WILLIAM BLAKE (1757-1827)

Thinking

CLAUDE SHANNON once told me that as a kid, he remembered being stuck on a jigsaw puzzle.
His brother, who was passing by, said to him:
"You know: I could tell you something."
That's all his brother said.
Yet that was enough hint to help Claude solve the puzzle.
The great thing about this hint... is that you can always give it to yourself !!!
I advise you, when you're stuck on a hard problem,
to imagine a little birdie or an older version of yourself whispering
"... I could tell you something..."

Cited from http://www-2.cs.cmu.edu/~mblum/research/pdf/grad.html

Stand in the Truth of Mountain And see the Chaos Under

After A month's Studying and learning and Researching, I finally see through what's the structure behind the lambda D system. That's fantastic! Amazingly, the structure is so simple that I feel lambda D actually only have a little tiny improvement compare to simple typed lambda system.
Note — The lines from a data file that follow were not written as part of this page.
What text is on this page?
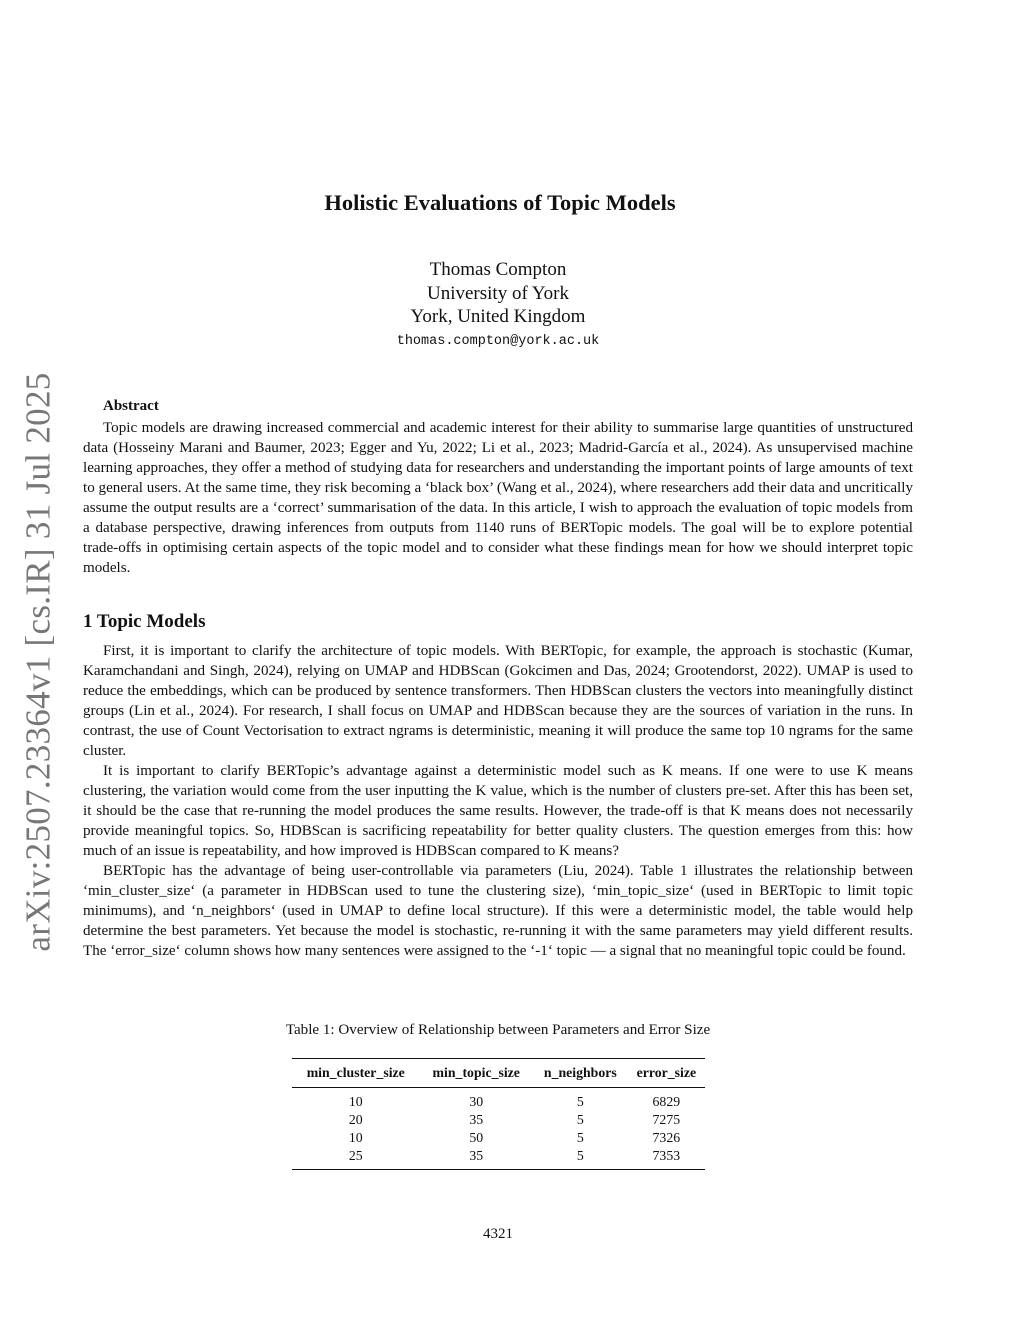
arXiv:2507.23364v1 [cs.IR] 31 Jul 2025
Holistic Evaluations of Topic Models
Thomas Compton
University of York
York, United Kingdom
thomas.compton@york.ac.uk
Abstract

Topic models are drawing increased commercial and academic interest for their ability to summarise large quantities of unstructured data (Hosseiny Marani and Baumer, 2023; Egger and Yu, 2022; Li et al., 2023; Madrid-García et al., 2024). As unsupervised machine learning approaches, they offer a method of studying data for researchers and understanding the important points of large amounts of text to general users. At the same time, they risk becoming a ‘black box’ (Wang et al., 2024), where researchers add their data and uncritically assume the output results are a ‘correct’ summarisation of the data. In this article, I wish to approach the evaluation of topic models from a database perspective, drawing inferences from outputs from 1140 runs of BERTopic models. The goal will be to explore potential trade-offs in optimising certain aspects of the topic model and to consider what these findings mean for how we should interpret topic models.

1 Topic Models

First, it is important to clarify the architecture of topic models. With BERTopic, for example, the approach is stochastic (Kumar, Karamchandani and Singh, 2024), relying on UMAP and HDBScan (Gokcimen and Das, 2024; Grootendorst, 2022). UMAP is used to reduce the embeddings, which can be produced by sentence transformers. Then HDBScan clusters the vectors into meaningfully distinct groups (Lin et al., 2024). For research, I shall focus on UMAP and HDBScan because they are the sources of variation in the runs. In contrast, the use of Count Vectorisation to extract ngrams is deterministic, meaning it will produce the same top 10 ngrams for the same cluster.

It is important to clarify BERTopic’s advantage against a deterministic model such as K means. If one were to use K means clustering, the variation would come from the user inputting the K value, which is the number of clusters pre-set. After this has been set, it should be the case that re-running the model produces the same results. However, the trade-off is that K means does not necessarily provide meaningful topics. So, HDBScan is sacrificing repeatability for better quality clusters. The question emerges from this: how much of an issue is repeatability, and how improved is HDBScan compared to K means?

BERTopic has the advantage of being user-controllable via parameters (Liu, 2024). Table 1 illustrates the relationship between ‘min_cluster_size‘ (a parameter in HDBScan used to tune the clustering size), ‘min_topic_size‘ (used in BERTopic to limit topic minimums), and ‘n_neighbors‘ (used in UMAP to define local structure). If this were a deterministic model, the table would help determine the best parameters. Yet because the model is stochastic, re-running it with the same parameters may yield different results. The ‘error_size‘ column shows how many sentences were assigned to the ‘-1‘ topic — a signal that no meaningful topic could be found.

Table 1: Overview of Relationship between Parameters and Error Size
min_cluster_size	min_topic_size	n_neighbors	error_size
10	30	5	6829
20	35	5	7275
10	50	5	7326
25	35	5	7353
4321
Anyway, Nail it!

Thoughts about Proof by Induction.

When we use the method of Proof by Induction,
First, we need to figure out we do induction on what.
Second, when we figure out the thing that we're going to do induction on, we also
need to show the well-foundness of that thing.
Finally, we can safely use the Induction Method.

Different Opinions

People use different point of view to see their research, some use practical point of view, some just don't. Can we say one is better than the other? I don't think they are comparable. But sadly sometimes there are people try to compare them and try to convince me one is better than the other, what should I say.